“Kalian bukan… bukan anak kandung kami,” Lina melanjutkan dengan suara yang nyaris tak terdengar, tapi cukup membuat jantung keempatnya mencelos.
“Kami menemukannya… kalian… di surau. Kami tak tahu siapa orang tua kalian. Tapi kami tahu… Allah menitipkan kalian untuk kami rawat. Dengan cinta. Dengan seluruh hidup kami…”
Keheningan yang jatuh seperti daun kering itu pecah oleh isak. Tapi tak ada amarah. Tak ada tanya. Hanya pelukan yang mengetat.
“Kami... mungkin tak sempurna… tapi kami selalu… mencintai kalian seolah kami melahirkan kalian dengan air mata…”
Tangis mereka bergema pelan di ruang perawatan. Seorang perawat menyeka air mata dengan tangan gemetar.
Lina mulai mengucap, dengan suara hampir habis, “La ilaha…”
Sina menyambung dengan lemah, “…illallah…”

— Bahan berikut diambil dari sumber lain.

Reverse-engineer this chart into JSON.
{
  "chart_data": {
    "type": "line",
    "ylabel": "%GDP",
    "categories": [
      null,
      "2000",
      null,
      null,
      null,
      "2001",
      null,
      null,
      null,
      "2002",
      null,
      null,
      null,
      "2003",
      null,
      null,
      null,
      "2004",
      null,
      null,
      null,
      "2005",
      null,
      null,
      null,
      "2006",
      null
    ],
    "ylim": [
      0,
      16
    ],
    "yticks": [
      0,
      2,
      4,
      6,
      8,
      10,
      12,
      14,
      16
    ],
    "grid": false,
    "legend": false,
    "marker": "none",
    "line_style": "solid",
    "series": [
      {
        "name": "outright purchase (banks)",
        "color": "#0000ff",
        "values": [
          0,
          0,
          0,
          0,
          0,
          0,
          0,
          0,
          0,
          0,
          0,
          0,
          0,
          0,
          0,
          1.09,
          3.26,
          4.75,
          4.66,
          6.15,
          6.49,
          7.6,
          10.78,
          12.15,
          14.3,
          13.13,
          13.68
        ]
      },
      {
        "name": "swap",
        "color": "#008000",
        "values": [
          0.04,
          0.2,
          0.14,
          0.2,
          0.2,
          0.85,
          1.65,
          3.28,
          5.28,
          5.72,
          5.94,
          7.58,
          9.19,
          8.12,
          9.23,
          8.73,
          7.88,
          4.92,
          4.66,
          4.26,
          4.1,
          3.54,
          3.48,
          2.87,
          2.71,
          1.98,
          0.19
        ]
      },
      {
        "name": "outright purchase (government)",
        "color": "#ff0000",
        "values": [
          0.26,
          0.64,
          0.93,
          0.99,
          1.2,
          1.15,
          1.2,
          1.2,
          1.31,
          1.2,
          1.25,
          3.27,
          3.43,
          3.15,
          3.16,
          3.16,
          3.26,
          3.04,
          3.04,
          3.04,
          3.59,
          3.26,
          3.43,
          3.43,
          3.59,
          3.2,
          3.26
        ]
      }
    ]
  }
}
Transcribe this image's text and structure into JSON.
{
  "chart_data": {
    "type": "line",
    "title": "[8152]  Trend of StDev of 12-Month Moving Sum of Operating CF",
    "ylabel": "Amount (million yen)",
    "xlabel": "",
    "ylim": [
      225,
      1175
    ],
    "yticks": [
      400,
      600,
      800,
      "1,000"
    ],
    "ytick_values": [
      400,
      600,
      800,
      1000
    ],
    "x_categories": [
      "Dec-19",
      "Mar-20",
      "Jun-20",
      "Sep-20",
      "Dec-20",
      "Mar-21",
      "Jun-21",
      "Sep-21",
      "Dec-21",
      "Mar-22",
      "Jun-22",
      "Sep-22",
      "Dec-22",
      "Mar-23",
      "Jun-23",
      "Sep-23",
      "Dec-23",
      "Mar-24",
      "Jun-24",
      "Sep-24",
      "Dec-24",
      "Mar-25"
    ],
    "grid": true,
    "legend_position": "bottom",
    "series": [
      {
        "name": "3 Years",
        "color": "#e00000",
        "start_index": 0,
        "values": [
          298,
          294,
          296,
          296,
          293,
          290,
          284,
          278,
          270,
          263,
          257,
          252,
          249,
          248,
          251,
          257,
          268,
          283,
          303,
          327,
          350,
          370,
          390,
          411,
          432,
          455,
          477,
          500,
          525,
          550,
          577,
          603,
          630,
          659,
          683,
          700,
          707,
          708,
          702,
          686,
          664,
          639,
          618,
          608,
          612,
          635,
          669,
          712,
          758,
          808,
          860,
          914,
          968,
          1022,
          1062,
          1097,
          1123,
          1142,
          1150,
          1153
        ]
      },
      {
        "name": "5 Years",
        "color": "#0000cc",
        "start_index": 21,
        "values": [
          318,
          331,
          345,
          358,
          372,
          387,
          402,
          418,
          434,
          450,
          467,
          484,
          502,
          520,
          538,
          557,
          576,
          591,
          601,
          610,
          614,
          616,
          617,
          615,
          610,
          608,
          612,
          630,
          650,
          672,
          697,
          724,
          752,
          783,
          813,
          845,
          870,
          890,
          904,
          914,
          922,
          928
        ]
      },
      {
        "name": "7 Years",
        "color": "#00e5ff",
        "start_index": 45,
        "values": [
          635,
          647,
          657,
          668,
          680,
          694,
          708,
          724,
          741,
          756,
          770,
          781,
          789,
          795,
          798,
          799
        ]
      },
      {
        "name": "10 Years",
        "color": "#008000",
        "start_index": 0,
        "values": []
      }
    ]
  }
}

Mereka mengucap kalimat itu sekali lagi. Bersamaan. Bersahutan. Seperti doa yang menembus langit.
"La ilaha illallah…"
Lalu detak jantung berhenti. Mesin berhenti berbunyi. Tapi cinta tidak.
Keempat anak itu tidak hanya menangisi kepergian dua wanita tua. Mereka menangisi gugurnya dua pohon kasih, dua matahari kecil yang telah menghangatkan hidup mereka.